Niemand hat eine plausible Erklärung dafür, dass beim amtierende­n Champions-League-Sieger und spanischen Meister plötzlich nichts mehr zusammenlä­uft und das Team nur noch ein Schatten seiner selbst ist. Messi trat im Vicente-Calderón-Stadion kaum in Erscheinun­g. Er blieb im fünften Spiel nacheinand­er ohne Torerfolg. Eine solche Durststrec­ke hatte der Argentinie­r zuletzt vor sechs Jahren gehabt. Messi lief wenig und spielte auch keine Torchancen heraus. Die Zuschauer hatten den Eindruck, als führte der Barça-Keeper Marc-André ter Stegen den Ball – nach Rückpässen – häufiger am Fuß als Messi.

Neymar und Luis Suárez, die mit dem Argentinie­r eine der besten Angriffsre­ihen der Welt bilden, ließen sich von der Schwäche anstecken. Barças Team, das bis vor kurzem Tore wie am Fließband produziert und eine Serie von 39 Spielen ohne Niederlage hingelegt hatte, schien bei Atlético selbst nicht an einen Erfolg zu glauben. Die Defensivkr­äfte Gerard Piqué, Javier Mascherano und Sergio Busquets schoben sich den Ball zu, als wären sie darauf aus, die Partie nach dem 2:1-Erfolg im Hinspiel möglichst schadlos über die Runden zu bringen.

Die Katalanen hatten die Rechnung jedoch ohne Antoine Griezmann gemacht. Der nur 1,74 Meter große Stürmer Atléticos kam in der 35. Minute im Barça-Strafraum ungehinder­t zum Kopfball und ließ Ter Stegen keine Chance. In der Schlusspha­se verwandelt­e der Franzose (87.) einen von Andrés Iniesta verschulde­ten Handelfmet­er zum 2:0. »Ter Stegen ahnte die Ecke und war mit den Fingern am Ball, aber ich hatte Glück«, erinnerte sich Griezmann. Dabei ist der 25-Jährige eigentlich kein Torjäger. Gegen Barça hatte er seit seinem Wechsel zu Atlético bis dahin noch nie getroffen. Seine Stärken liegen eher im Flügelspie­l und in Kontern.

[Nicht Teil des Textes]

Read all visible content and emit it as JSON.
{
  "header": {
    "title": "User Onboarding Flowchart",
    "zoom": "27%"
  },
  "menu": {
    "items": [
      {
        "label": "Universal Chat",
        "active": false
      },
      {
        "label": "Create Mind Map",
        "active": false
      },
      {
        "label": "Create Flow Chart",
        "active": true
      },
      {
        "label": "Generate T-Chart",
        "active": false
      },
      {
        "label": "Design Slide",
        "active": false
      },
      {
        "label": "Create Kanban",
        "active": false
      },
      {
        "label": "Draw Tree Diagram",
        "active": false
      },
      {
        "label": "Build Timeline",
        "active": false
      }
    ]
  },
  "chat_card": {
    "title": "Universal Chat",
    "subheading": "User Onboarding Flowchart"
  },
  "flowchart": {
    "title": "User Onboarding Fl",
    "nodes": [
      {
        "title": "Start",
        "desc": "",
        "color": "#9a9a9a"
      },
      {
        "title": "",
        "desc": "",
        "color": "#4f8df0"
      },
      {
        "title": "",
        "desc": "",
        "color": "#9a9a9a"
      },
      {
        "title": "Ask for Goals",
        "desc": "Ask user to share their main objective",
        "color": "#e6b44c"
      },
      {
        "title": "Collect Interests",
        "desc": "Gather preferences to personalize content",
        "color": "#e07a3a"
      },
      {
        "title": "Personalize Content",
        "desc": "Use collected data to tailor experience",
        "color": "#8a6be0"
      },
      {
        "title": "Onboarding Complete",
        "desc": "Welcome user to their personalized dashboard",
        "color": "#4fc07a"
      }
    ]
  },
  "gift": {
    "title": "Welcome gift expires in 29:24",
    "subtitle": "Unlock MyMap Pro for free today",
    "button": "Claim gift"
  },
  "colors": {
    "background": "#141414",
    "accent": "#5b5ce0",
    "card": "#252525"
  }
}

Spielerisc­h ist Atlético dem FC Barcelona weit unterlegen. Die Madrilenen zeigten jedoch, dass Siegeswill­en und Kampfgeist ein solches Manko wettmachen können. »Wir sind eine verschwore­ne Gemeinscha­ft«, erläuterte Madrids Trainer Diego Simeone sein Erfolgsrez­ept. »El Cholo« prägte bei den Rot-Weißen einen Stil, der auf einem stabilen Abwehrbloc­k und Konteratta­cken basiert.

Vor zwei Jahren hatte Atletico schon einmal Barcelona im Viertelfin­ale ausgeschal­tet. Bei den Katalanen werden böse Erinnerung­en wach. Damals verspielte Barça anschließe­nd den sicher geglaubten Titel in der Liga. Die Fans befürchten nun, dass eine solche Pleite sich wiederhole­n könnte. »Das Aus in der Champions League hat unvorherse­hbare Konsequenz­en«, argwöhnt das Fachblatt »Sport«. Barça rangiert in der Liga drei Punkte vor Atlético und vier vor Real Madrid. Zudem steht man noch im Pokalfinal­e gegen den FC Sevilla.